In Wrestling with Job, Bill Kynes, a lifelong pastor, and his son Will Kynes, a Job scholar, guide readers on a journey through this complex text. Each chapter combines exposition, spiritual application, and a deeper look at some of the thornier aspects of the text. Complete with reflection questions for groups or individuals, this book equips anyone wondering how the lessons of Job apply to their own lives to consider how they too might practice defiant faith.
Sharp and sharpening. In my reading, I try to have a rotation of fiction books and theological books. Inside my theological books, I try and flip between pastoral books and scholarly books. Wrestling with Job is the perfect combination of a pastoral exegesis of Job and a scholarly analysis of the book of Job. I cannot praise the structure enough which gives the spotlight to both authors and a fleshed-out view of the book of Job. The pastoral sections are sharp and illuminate the book of Job for the Christian reader while the scholarly sections sharpen as they ask difficult questions that many scholars disagree on. Along with feeling shepherded and informed the book always pointed back to The Gospel making it one of the best books I've read all year and my new go-to for anyone saying they need a book on Job.
Bill Kynes and Will Kynes are a father/son team who bring to their collaboration the long-game and boots-on-the-ground wisdom of pastoral ministry (Bill) as well as scholarly insights and commentary from the academic world (Will). The book of Job has been a conundrum to Bible readers of every era. Questions abound over authorship and date, but there’s no question about the book’s central message: “We will suffer. You can be sure of it.”
More specifically, Job’s story affirms the uncomfortable truth that there is such a thing as innocent suffering. News reporters and off-the-mark theologians rush either to blame or exonerate God when tragedy hits our newsfeed, but God refuses to explain himself. He even dismisses the meanderings of Job’s friends (self-proclaimed experts on God’s behavior) as insufficient and inaccurate.
In Wrestling with Job, there are no pat answers offered for the thorny questions the book raises. Instead, the reader is encouraged to embrace paradox and submit to God’s sovereignty without cynicism or fatalism. As with Job, our own seasons of suffering reveal what’s in our hearts and serve to clarify the content of our questions. May we, too, find grace to leave behind our own version of “Why” and receive God’s self-revelation as the answer our hearts had been longing for all along.
Many thanks to IVPress for providing a copy of this book to facilitate my review, which is, of course, offered freely and with honesty.
The main chapters are basically sermons in a series, and very accessible in a way that actually reading the book of Job is not. So it was helpful to me to read about Job, without actually having to read Job.
The discussion of issues by the Old Testament (or Hebrew Bible) professor, and son of the other writer, added a lot of depth. The father-son duo did a great job of playing off each other’s strengths.

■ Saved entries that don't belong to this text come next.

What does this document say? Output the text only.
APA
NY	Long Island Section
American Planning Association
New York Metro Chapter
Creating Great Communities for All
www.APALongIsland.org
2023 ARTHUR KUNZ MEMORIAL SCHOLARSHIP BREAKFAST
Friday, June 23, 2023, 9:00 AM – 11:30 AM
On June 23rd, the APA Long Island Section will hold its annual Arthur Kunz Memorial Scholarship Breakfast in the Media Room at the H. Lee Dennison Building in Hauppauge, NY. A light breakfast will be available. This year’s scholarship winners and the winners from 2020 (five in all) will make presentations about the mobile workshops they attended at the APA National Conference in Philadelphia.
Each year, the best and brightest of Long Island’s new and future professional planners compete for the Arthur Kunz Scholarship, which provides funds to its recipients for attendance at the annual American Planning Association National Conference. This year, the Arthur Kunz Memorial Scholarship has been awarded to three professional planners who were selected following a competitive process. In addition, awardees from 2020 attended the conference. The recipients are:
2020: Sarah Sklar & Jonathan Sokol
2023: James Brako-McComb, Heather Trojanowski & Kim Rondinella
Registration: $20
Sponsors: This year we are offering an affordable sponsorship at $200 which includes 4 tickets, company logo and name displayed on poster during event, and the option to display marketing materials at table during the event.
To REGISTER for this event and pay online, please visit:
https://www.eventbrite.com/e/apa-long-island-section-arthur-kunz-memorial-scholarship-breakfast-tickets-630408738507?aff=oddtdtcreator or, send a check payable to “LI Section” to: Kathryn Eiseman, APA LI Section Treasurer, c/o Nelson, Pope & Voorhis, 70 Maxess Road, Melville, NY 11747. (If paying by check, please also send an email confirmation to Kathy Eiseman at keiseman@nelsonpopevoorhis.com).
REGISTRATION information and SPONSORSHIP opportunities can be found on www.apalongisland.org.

It was encouraging to know that lots of people with more education and experience than me have struggled with Job. Maybe that’s the point. If the story was so easy to grasp, then Job would not have struggled either. But the struggle of Job is mirrored by other innocent sufferers throughout the Bible, culminating in the ultimate innocent sufferer, Jesus. Thanks to the Kynes for enlarging my understanding of suffering and the great good that God can bring in the midst of it.
Nothing in this book stands out as earth shattering or original. It is solid scholarship mixed with pastoral care, which is why it is worth reading. You can tell that the book is written with a pastor’s heart and what the pastor, spiritual director, or disciple leader does with it is in the hands of the Holy Spirit.
Excellent commentary on Job. Very thorough. At times more academic than my usual taste, but the deeper breakdowns are helpful in getting a better understanding of Job and the context around it. Highly recommend!
Not just a wonderful book on Job, it is a wonderful book. It is accessable to all yet the Digging Deeper sections of each chapter add texture, nuance and depth to the material. A must read for all Christians.